Data Transformation and Visualization
Data Science heavily involves cleansing, shaping and formatting your data before you can do the analysis. Data scientists typically spend more of their time finding and preparing data than refining models. Business analysts often have to wait weeks for their IT team to extract data from the source systems and curate relevant datasets before appropriate interrogation can take place.
Powerful Data Transformation libraries
R and Python have developed powerful libraries to explore your data specify a series of operations to transform data into the format and shape and definition preferred. The type of transformation available removes many of the limitations of working with spreadsheets, which generally can’t cope with data sets that are too large to fit in memory or even in a practical sense view. R and Python programming languages permit more complex operations based on a coherent syntax approach.

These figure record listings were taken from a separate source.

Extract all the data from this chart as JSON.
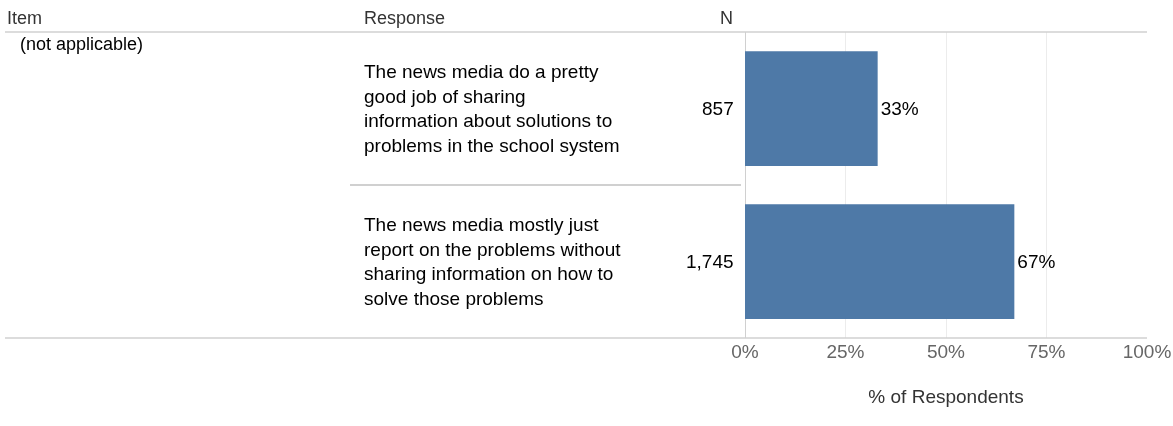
{
  "chart_data": {
    "type": "bar",
    "orientation": "horizontal",
    "xlabel": "% of Respondents",
    "categories": [
      "The news media do a pretty good job of sharing information about solutions to problems in the school system",
      "The news media mostly just report on the problems without sharing information on how to solve those problems"
    ],
    "values": [
      33,
      67
    ],
    "value_labels": [
      "33%",
      "67%"
    ],
    "color": "#4e79a7",
    "xlim": [
      0,
      100
    ],
    "xticks": [
      {
        "value": 0,
        "label": "0%"
      },
      {
        "value": 25,
        "label": "25%"
      },
      {
        "value": 50,
        "label": "50%"
      },
      {
        "value": 75,
        "label": "75%"
      },
      {
        "value": 100,
        "label": "100%"
      }
    ],
    "grid": "x",
    "annotations": [
      "Item",
      "Response",
      "N",
      "(not applicable)",
      "857",
      "1,745"
    ]
  }
}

Data visualization is the graphical representation of information. By making use of charts, graphs, and maps, data visualization tools provide an accessible way to view and appreciate trends, outliers, and patterns not always discernible from the native spreadsheet. Data visualization tools and technologies shrink Big Data to essential elements that can be distilled to make decision making empirically sensitive and nimble. Data Visualization tools in Excel are substantial especially if you can leverage R or Python. See below Amortization example where we wish to understand the decomposition of principal and interest on a mortgage overtime. The BERT add in for Excel allows spreadsheets to leverage the resources for R.
In following few pages we will use Diamond, MPG, NYCFlights13 and Titanic datasets and apply key R and Python libraries. We will engage in Exploratory Data Analysis (EDA) to summarize their main characteristics, often with visual methods. EDA provides rich information from data that reveals patterns that perhaps can be further investigated through formal modeling or hypothesis testing. John Tukey defined data analysis in 1961 as: "Procedures for analyzing data, techniques for interpreting the results of such procedures, ways of planning the gathering of data to make its analysis easier, more precise or more accurate, and all the machinery and results of (mathematical) statistics which apply to analyzing data."
Tukey's endorsement of EDA encouraged the development of statistical computing packages, especially S at Bell Labs. The S programming language inspired the systems 'S'-PLUS and R. This family of statistical-computing environments featured vastly improved dynamic visualization capabilities, which permitted data scientists to identify outliers, trends and patterns in data.